Посещение Лурда привело меня к убеждению, что, действительно, это место благодатное, избранное Матерью Божией для благодеяний бедному человеческому роду. Светлое впечатление произвели на меня и толпы паломников; я понял, что Франция в глубине народной жизни не безбожная, не материалистическая страна, что французы верующий, христианский народ. О своем впечатлении я сказал епископу. "Да, вы правы, — ответил он, — по Парижу судить нельзя, это было бы односторонне…"

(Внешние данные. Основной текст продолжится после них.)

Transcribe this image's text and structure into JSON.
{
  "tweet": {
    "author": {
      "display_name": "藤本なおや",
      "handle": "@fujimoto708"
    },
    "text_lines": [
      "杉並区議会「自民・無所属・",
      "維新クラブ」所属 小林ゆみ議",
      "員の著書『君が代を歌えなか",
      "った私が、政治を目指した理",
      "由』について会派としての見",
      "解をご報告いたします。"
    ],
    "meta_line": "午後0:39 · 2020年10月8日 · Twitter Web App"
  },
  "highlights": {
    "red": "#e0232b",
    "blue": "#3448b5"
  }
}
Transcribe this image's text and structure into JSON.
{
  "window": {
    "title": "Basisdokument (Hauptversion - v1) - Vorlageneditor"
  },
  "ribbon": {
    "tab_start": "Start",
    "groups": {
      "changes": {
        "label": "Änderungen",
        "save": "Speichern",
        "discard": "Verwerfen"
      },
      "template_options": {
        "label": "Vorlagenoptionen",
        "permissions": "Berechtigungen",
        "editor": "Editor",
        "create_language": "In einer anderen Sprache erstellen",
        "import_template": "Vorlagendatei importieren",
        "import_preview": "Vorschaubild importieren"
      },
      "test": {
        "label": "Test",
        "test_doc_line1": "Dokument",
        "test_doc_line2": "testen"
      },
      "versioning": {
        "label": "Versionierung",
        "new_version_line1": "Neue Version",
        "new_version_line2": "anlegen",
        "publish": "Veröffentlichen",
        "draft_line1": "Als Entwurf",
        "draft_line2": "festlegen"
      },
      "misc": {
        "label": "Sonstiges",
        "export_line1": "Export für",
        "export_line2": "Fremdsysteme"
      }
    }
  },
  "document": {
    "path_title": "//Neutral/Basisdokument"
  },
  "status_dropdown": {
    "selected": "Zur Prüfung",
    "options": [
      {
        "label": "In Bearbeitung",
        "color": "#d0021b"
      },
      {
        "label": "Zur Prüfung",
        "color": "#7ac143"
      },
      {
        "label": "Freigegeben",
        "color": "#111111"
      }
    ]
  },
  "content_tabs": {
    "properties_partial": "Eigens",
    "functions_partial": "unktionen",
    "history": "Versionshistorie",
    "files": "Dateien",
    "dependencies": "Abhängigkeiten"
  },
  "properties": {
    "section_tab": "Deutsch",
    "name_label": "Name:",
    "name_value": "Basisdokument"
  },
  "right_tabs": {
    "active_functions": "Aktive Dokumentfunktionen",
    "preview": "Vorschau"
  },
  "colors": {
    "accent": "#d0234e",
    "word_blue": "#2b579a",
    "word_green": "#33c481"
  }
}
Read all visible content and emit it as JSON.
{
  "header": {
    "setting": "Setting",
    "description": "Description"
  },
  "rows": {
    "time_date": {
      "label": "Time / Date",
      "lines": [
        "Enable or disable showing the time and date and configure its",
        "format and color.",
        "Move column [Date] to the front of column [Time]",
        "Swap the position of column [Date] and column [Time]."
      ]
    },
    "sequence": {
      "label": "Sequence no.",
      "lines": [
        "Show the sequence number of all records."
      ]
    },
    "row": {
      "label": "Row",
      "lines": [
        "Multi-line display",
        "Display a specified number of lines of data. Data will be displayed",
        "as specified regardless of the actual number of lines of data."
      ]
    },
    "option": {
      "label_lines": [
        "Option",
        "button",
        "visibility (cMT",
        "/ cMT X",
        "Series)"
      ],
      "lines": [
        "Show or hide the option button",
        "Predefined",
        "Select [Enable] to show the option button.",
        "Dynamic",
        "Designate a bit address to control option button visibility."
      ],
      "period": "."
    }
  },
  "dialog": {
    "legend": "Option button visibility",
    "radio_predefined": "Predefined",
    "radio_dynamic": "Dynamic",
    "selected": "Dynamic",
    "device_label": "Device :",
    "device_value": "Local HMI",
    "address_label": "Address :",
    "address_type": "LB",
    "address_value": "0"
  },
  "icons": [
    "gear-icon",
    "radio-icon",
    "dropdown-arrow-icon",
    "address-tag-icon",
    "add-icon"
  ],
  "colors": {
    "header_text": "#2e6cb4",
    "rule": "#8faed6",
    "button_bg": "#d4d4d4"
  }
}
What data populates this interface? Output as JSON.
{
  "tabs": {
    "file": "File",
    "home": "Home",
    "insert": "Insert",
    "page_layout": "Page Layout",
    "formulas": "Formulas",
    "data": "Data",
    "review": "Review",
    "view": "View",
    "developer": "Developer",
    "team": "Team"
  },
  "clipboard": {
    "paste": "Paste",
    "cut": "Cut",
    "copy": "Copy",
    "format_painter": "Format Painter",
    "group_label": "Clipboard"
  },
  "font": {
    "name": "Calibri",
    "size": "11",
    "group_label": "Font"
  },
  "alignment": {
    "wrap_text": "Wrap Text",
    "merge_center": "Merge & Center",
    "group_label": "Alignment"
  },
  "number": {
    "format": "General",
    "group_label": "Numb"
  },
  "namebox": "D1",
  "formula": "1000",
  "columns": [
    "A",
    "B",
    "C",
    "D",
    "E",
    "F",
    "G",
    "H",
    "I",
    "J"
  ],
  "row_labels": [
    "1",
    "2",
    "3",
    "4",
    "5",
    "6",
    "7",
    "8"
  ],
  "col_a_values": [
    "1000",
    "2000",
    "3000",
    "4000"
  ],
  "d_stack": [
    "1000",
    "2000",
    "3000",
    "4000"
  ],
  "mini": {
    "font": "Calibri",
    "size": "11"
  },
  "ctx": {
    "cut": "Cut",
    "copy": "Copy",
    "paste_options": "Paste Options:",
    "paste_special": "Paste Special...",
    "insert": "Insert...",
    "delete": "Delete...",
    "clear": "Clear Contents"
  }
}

Одно из самых светлых впечатлений осталось у меня от двукратной встречи со знаменитым примасом Бельгии — кардиналом Мерсье.
Первую встречу устроил наш священник в Брюсселе о. Петр Извольский; у него установились с кардиналом самые добрые, доверчивые отношения. Имя знаменитого кардинала было окружено общим и заслуженным почитанием. Во время нашествия германцев на Брюссель он своего поста не покинул, но, как истинно добрый пастырь, остался со своей паствой и все время держал себя с таким авторитетом и достоинством, что заслужил уважение даже у своих врагов. По окончании войны он посвятил себя подвигам любви и милосердия по отношению к жертвам войны, не только своим соотечественникам, но и ко всем, кто входил с ними в соприкосновение. Широко открыл он свое христианское сердце и несчастным русским беженцам, особенно обездоленным войною детям. Он покрыл Бельгию сетью приютов, где воспитывались дети русских эмигрантов; благодаря его содействию многие русские студенты-беженцы получили стипендии в Лувенском университете, где они могли бесплатно учиться и пользоваться полным содержанием. Все это делалось не для того, чтобы вести пропаганду; он только берег юные души от соблазнов и учил этому своих подчиненных. Естественно, по приезде в Бельгию у меня явилось желание посетить великого кардинала и поблагодарить его за все благодеяния, оказываемые нашим студентам и детям.